Polscy i rosyjscy prokuratorzy nie doszli do porozumienia czym było wymordowanie polskich oficerów w Katyniu. Z Moskwy wróciła właśnie delegacja Instytutu Pamięci Narodowej.

Po raz pierwszy od 14 lat oficjalni przedstawiciele Polski mogli w Moskwie zaprezentować swój pogląd na temat zbrodni katyńskiej - tak swoje 2-dniowe rozmowy z Rosjanami podsumował prezes IPN Leon Kieres.

Według niego, Rosjanie mają swoją wersję zbrodni katyńskiej, odmienną niż Polacy.

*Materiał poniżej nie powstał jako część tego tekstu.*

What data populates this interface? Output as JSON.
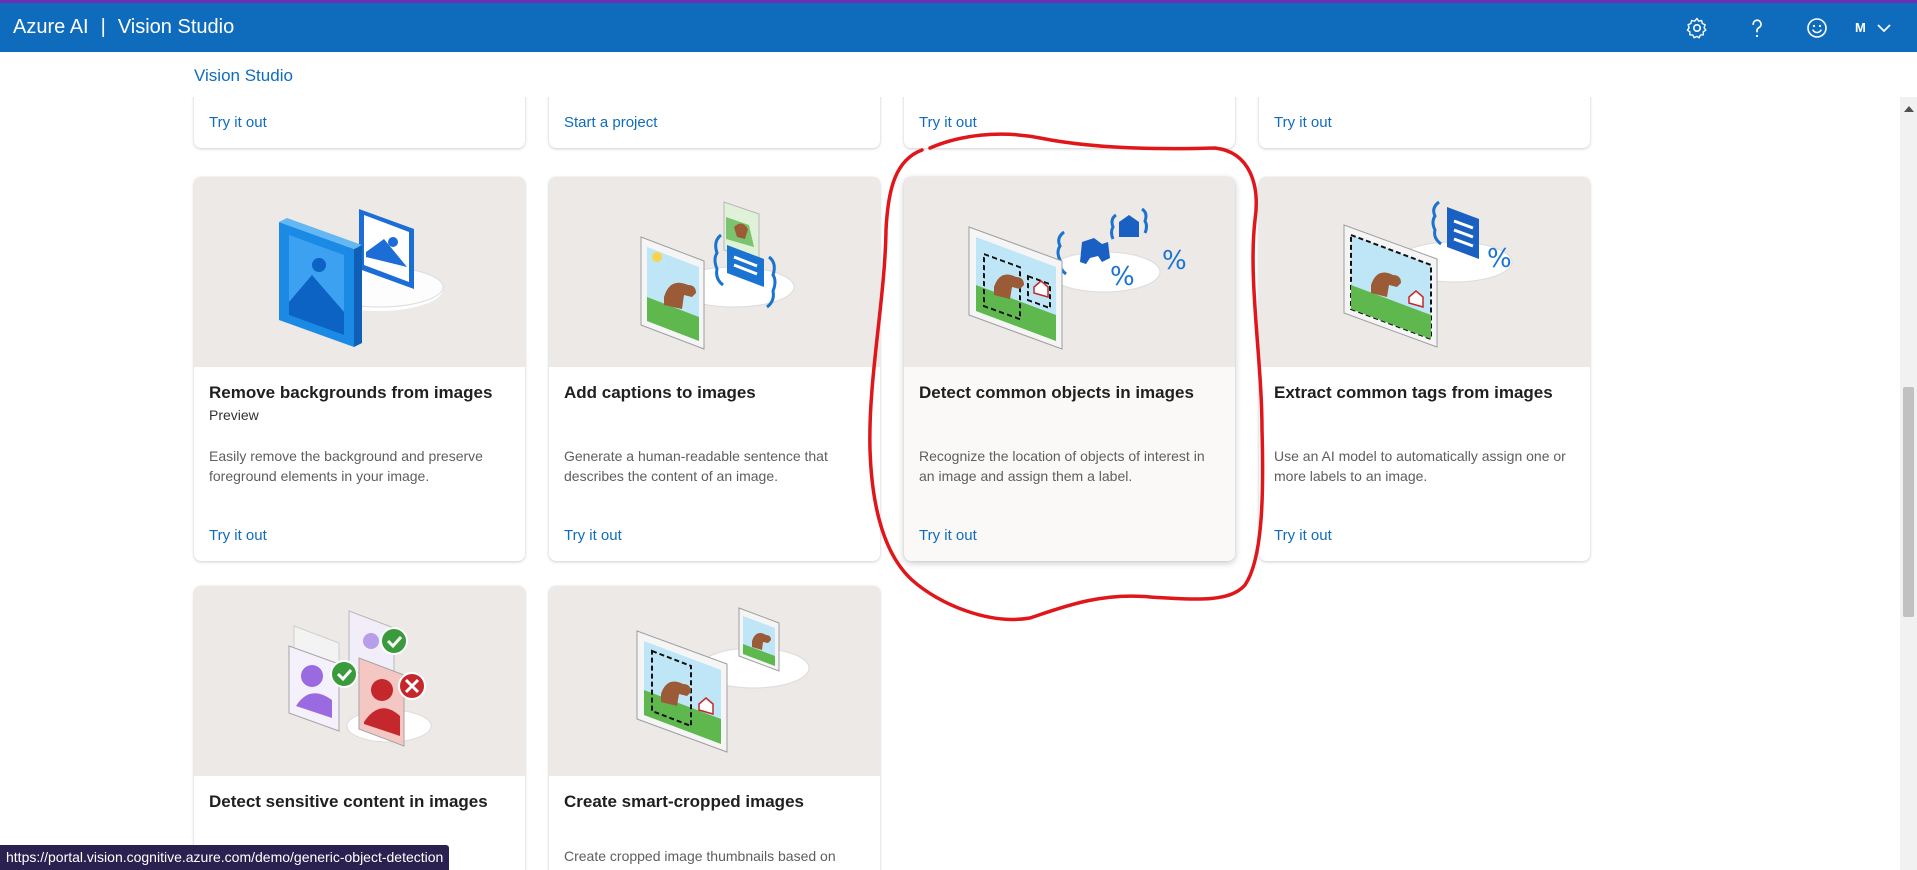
{
  "header": {
    "brand": "Azure AI",
    "separator": "|",
    "product": "Vision Studio",
    "account_initial": "M",
    "icons": [
      "settings-icon",
      "help-icon",
      "feedback-smiley-icon",
      "chevron-down-icon"
    ]
  },
  "breadcrumb": "Vision Studio",
  "top_row_cards": [
    {
      "link": "Try it out"
    },
    {
      "link": "Start a project"
    },
    {
      "link": "Try it out"
    },
    {
      "link": "Try it out"
    }
  ],
  "cards": [
    {
      "title": "Remove backgrounds from images",
      "badge": "Preview",
      "description": "Easily remove the background and preserve foreground elements in your image.",
      "link": "Try it out"
    },
    {
      "title": "Add captions to images",
      "badge": "",
      "description": "Generate a human-readable sentence that describes the content of an image.",
      "link": "Try it out"
    },
    {
      "title": "Detect common objects in images",
      "badge": "",
      "description": "Recognize the location of objects of interest in an image and assign them a label.",
      "link": "Try it out"
    },
    {
      "title": "Extract common tags from images",
      "badge": "",
      "description": "Use an AI model to automatically assign one or more labels to an image.",
      "link": "Try it out"
    },
    {
      "title": "Detect sensitive content in images",
      "badge": "",
      "description": "",
      "link": ""
    },
    {
      "title": "Create smart-cropped images",
      "badge": "",
      "description": "Create cropped image thumbnails based on",
      "link": ""
    }
  ],
  "status_url": "https://portal.vision.cognitive.azure.com/demo/generic-object-detection",
  "colors": {
    "header_bg": "#0f6cbd",
    "link": "#0f6cbd",
    "annotation": "#e0161b",
    "status_bg": "#2b2150"
  }
}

Twierdzą, że było to przestępstwo pospolite, które się przedawniło, ale zgodzili się udostępnić stronie polskiej akta śledztwa na ten temat.

To ponad 60 tomów akt, nieznanych dotąd historykom z naszego kraju - powiedział na konferencji prasowej w Moskwie profesor Leon Kieres, szef Instytutu Pamięci Narodowej.

Profesor Kieres uznał również za sukces fakt, że polskiej delegacji udało się przedstawić rosyjskim prokuratorom i politykom swój punkt widzenia na zbrodnię katyńską. Na jakiej podstawie Rosjanie twierdzą, że to nie było ludobójstwo, posłuchaj w relacji reportera RMF Konrada Piaseckiego:

Dla Polaków jest oczywiste, że było to ludobójstwo, za które odpowiada ok. 2 tys. ludzi. IPN czeka teraz do końca roku na wyniki rosyjskiego śledztwa w sprawie mordu i nie wyklucza wszczęcia postępowania w Polsce.